Корнелия отодвинулась, поправила складки платья, попыталась поправить прическу…
— Происходит страшное — и происходит везде, — почти спокойно проговорила она. — По всей империи. Я получила письмо от отца. Страшное письмо. Отец, он всегда был таким веселым, жизнелюбивым… никогда ничего не боялся… — Она всхлипнула. — А теперь он пишет: «Смерть ходит по нашей земле, и мы не смеем ей противиться: только ждать, когда она доберется до нас». Недавно прокуратор Августа[95] в Ливии прислал своих сборщиков в дом нашего родственника Гая Марулла. Они вынесли все, а самого Марулла избили так, что тот кашляет кровью. И ни дед мой, ни отец, проконсул и легат, ничего не могли сделать, потому что все творится именем императора и во имя Империи. У людей отнимают последнее, чтобы дикарь Максимин мог по-прежнему уничтожать таких же дикарей по ту сторону Данубия и убивать римских граждан — по эту. Так пишет мой отец, Геннадий. И я не могу ему не верить! Но ты служишь императору, а я знаю, знаю — ты честный гражданин! — воскликнула она с жаром. — Мир разделился. Даже здесь, в Риме, одни восхваляют Максимина Германика победителя, а другие поносят Максимина Фракийца, дикого варвара, кровожадного, как Калигула… Сенат…

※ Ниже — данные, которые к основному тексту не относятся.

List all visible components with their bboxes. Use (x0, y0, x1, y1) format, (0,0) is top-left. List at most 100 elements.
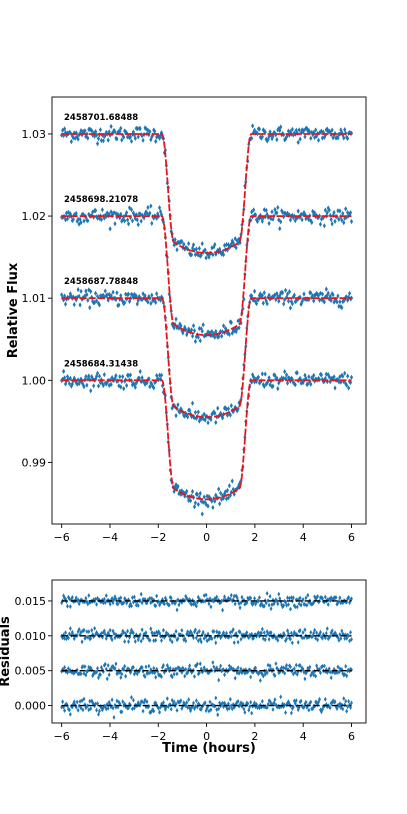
residual-point (323, 594, 327, 600)
residual-point (179, 698, 183, 703)
data-point (77, 381, 81, 387)
data-point (158, 205, 162, 211)
data-point (67, 381, 71, 387)
residual-point (64, 596, 67, 602)
residual-point (223, 594, 226, 600)
residual-point (222, 704, 225, 710)
residual-point (222, 667, 225, 672)
data-point (271, 383, 275, 389)
residual-point (202, 593, 206, 598)
data-point (128, 134, 132, 140)
residual-point (298, 663, 302, 668)
residual-point (284, 710, 287, 715)
data-point (93, 299, 97, 306)
data-point (97, 373, 101, 379)
data-point (207, 254, 211, 260)
residual-point (193, 674, 196, 679)
data-point (282, 301, 286, 307)
residual-point (286, 628, 289, 634)
residual-point (296, 640, 300, 645)
residual-point (223, 672, 226, 678)
residual-point (311, 706, 315, 712)
data-point (193, 252, 197, 258)
residual-point (98, 708, 101, 714)
data-point (189, 498, 193, 504)
transit-model-line (61, 379, 352, 501)
data-point (194, 415, 198, 421)
residual-point (131, 706, 134, 712)
residual-point (76, 597, 80, 603)
data-point (286, 380, 290, 386)
data-point (79, 219, 83, 226)
data-point (255, 131, 259, 137)
residual-point (336, 702, 340, 708)
data-point (206, 329, 210, 335)
residual-point (201, 668, 205, 674)
residual-point (101, 630, 105, 635)
data-point (82, 384, 86, 390)
y-tick-label: 1.00 (22, 374, 47, 387)
data-point (109, 381, 113, 388)
data-point (115, 136, 119, 142)
residual-point (121, 699, 125, 704)
data-point (118, 128, 122, 135)
residual-point (290, 640, 294, 646)
data-point (276, 204, 280, 211)
data-point (78, 302, 82, 308)
data-point (348, 290, 352, 296)
residual-point (195, 635, 198, 641)
residual-point (149, 600, 153, 606)
residual-point (273, 673, 277, 679)
data-point (135, 301, 139, 307)
residual-point (327, 596, 331, 602)
residual-point (95, 602, 98, 607)
residual-point (96, 595, 99, 601)
residual-point (144, 664, 148, 670)
data-point (260, 371, 264, 377)
data-point (209, 416, 213, 423)
data-point (216, 405, 220, 411)
data-point (105, 379, 109, 385)
residual-point (77, 627, 81, 632)
data-point (349, 210, 353, 216)
residual-point (305, 602, 309, 608)
transit-model-line (61, 215, 352, 336)
data-point (163, 392, 167, 399)
data-point (109, 123, 113, 130)
data-point (130, 382, 134, 388)
residual-point (345, 673, 349, 679)
residual-point (328, 634, 332, 639)
data-point (94, 290, 98, 296)
data-point (284, 287, 288, 293)
residual-point (304, 670, 308, 676)
residual-point (350, 700, 353, 706)
residual-point (62, 593, 65, 599)
data-point (90, 374, 94, 380)
residual-point (288, 596, 291, 601)
data-point (185, 488, 189, 494)
residual-point (172, 699, 176, 705)
data-point (74, 210, 78, 217)
data-point (86, 218, 90, 224)
residual-point (333, 630, 337, 636)
data-point (335, 299, 339, 305)
residual-point (276, 637, 280, 643)
residual-point (253, 700, 256, 706)
data-point (179, 491, 183, 497)
data-point (140, 212, 144, 218)
data-point (64, 301, 68, 307)
residual-point (75, 633, 79, 638)
residual-point (159, 633, 162, 639)
data-point (267, 292, 271, 298)
residual-point (219, 663, 223, 669)
data-point (122, 301, 126, 307)
light-curve-points (60, 123, 354, 517)
residual-point (112, 715, 116, 720)
residual-point (295, 672, 299, 677)
residual-series (60, 660, 353, 683)
data-point (337, 303, 341, 309)
residual-point (340, 628, 344, 634)
residual-point (89, 635, 93, 641)
data-point (121, 298, 125, 304)
data-point (133, 216, 137, 222)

— Сенат его ненавидит, — перебил девушку Черепанов. — Я это знаю. И еще я знаю, что тебе очень трудно, потому что каждый второй сенатор — твой родич и почти каждый — друг твоего отца или деда. Я знаю, что Максимин проливает кровь — и не только кровь варваров. Но я помню, кто начал ее проливать: Гай Пактумей Магн. Это он, патриций, сенатор, консуляр, вознамерился погубить императора, когда тот сражался за Рим. А потом мятеж Тита… За каких-то полгода на Максимина покушались одиннадцать раз… Бунт за бунтом… Максимин хотел только одного: чтобы римляне не мешали ему расправляться с врагами Рима. Но римляне… Особенно богатые римляне, особенно сенаторы, которым так вольготно жилось при прошлом Августе… — Черепанов повысил голос, потому что сам разволновался. — Им очень нравилось кушать фазанов, носить шелка и покупать благовония по десять тысяч сестерциев за унцию. Но уделить часть своих богатств для защиты этих самых богатств им совсем не хотелось! Кора! Ты же видела, что творят германцы! Ты видела убитых детей, женщин! Проклятие! Ты сама была на волосок от смерти! Как ты не понимаешь?
— Может быть, потому, что я сама покупаю благовония по десять тысяч за унцию? — холодным чужим голосом произнесла Корнелия. — Вот мой дом, префект Геннадий! Здесь много богатств. Все, что добыли мои предки, защищая Рим. Бери всё! Бери всё, что тебе понравится! Отдай своему Максимину! — Она уже кричала. — Отдай ему всё! Меня тоже отдай! Я…
Геннадий сгреб ее в охапку, стиснул и начал жадно целовать. Она сопротивлялась… не больше нескольких секунд, потом стала отвечать ему с не меньшим пылом.
— Какая ты красивая, когда сердишься! — проговорил Геннадий, на несколько мгновений оторвавшись от ее влажного рта. — Кора! Какое нам дело до всех этих августов и прокураторов! Забудь! Кора… любимая…
Пятое июля девятьсот девяностого года от основания Рима. Третий год правления Максимина. РимПолуденное солнце, повисшее над квадратным проемом в потолке, играло в хрустальных струях фонтана, посверкивало на чешуйках золотых рыбок.